Roots of Unity as a group

Let $\displaystyle G=\{z\in\mathbb{Z}: \ z^n=1, \ n\in\mathbb{N}\}$.

Prove $\displaystyle (G,*)$ is an abelian group under multiplication.

This makes sense since the units $\displaystyle \mathbb{Z}_p$ are group under multiplication.

$\displaystyle 1+0\mathbf{i}$ is the identity.

How do I find the inverse?

Re: Roots of Unity as a group

Quote:

Originally Posted by

**dwsmith** Let $\displaystyle G=\{z\in\mathbb{Z}: \ z^n=1, n\in\mathbb{N}\}$.

Prove $\displaystyle (G,*)$ is an abelian group under multiplication.

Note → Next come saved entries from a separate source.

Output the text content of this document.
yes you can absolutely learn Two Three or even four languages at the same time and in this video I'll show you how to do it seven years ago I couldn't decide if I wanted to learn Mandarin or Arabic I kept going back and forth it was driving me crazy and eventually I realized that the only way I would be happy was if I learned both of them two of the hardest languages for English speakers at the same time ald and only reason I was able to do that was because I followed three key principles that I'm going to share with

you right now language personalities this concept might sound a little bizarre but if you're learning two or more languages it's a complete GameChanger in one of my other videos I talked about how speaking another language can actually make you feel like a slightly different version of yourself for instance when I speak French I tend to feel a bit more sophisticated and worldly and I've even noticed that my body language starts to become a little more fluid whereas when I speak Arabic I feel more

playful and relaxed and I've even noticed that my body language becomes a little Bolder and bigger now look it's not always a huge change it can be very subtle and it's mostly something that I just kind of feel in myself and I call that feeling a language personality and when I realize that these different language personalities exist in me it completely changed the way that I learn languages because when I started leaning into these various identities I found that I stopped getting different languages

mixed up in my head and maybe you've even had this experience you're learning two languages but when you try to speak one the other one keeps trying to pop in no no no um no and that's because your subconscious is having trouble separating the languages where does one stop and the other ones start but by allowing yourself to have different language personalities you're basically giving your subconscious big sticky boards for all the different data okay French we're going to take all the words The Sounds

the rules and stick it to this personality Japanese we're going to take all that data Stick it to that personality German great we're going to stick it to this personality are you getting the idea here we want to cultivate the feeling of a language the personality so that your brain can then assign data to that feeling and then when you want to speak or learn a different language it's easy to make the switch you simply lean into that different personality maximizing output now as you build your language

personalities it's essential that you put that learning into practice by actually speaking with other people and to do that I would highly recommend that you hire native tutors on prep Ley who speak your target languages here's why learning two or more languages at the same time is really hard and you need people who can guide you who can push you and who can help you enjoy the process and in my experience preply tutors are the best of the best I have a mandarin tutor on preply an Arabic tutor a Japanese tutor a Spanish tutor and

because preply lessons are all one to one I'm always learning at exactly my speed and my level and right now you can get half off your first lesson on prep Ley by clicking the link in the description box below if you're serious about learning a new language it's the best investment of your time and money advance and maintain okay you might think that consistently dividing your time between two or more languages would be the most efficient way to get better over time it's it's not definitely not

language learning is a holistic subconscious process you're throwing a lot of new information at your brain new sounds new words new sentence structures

$\displaystyle 1+0\mathbf{i}$ is the identity.

How do I find the inverse?

Here is a hint:

$\displaystyle \exp \left( {\frac{{\pi i}}{5}} \right)$ is a $\displaystyle 10^{th}$ root of unity.

$\displaystyle \exp \left( {\frac{{9\pi i}}{5}} \right)$ is its inverse.

Re: Roots of Unity as a group

Quote:

Originally Posted by

**Plato** Here is a hint:

$\displaystyle \exp \left( {\frac{{\pi i}}{5}} \right)$ is a $\displaystyle 10^{th}$ root of unity.

$\displaystyle \exp \left( {\frac{{9\pi i}}{5}} \right)$ is its inverse.

So the inverse is

$\displaystyle \exp\left(\frac{2\pi i(n-k)}{n}\right)$

Re: Roots of Unity as a group

For associative and commutative, that is trivial true since $\displaystyle \mathbb{C}$ is a field, correct?

Re: Roots of Unity as a group

Quote:

Originally Posted by

**dwsmith** For associative and commutative, that is trivial true since $\displaystyle \mathbb{C}$ is a field, correct?

Well it is a field after all!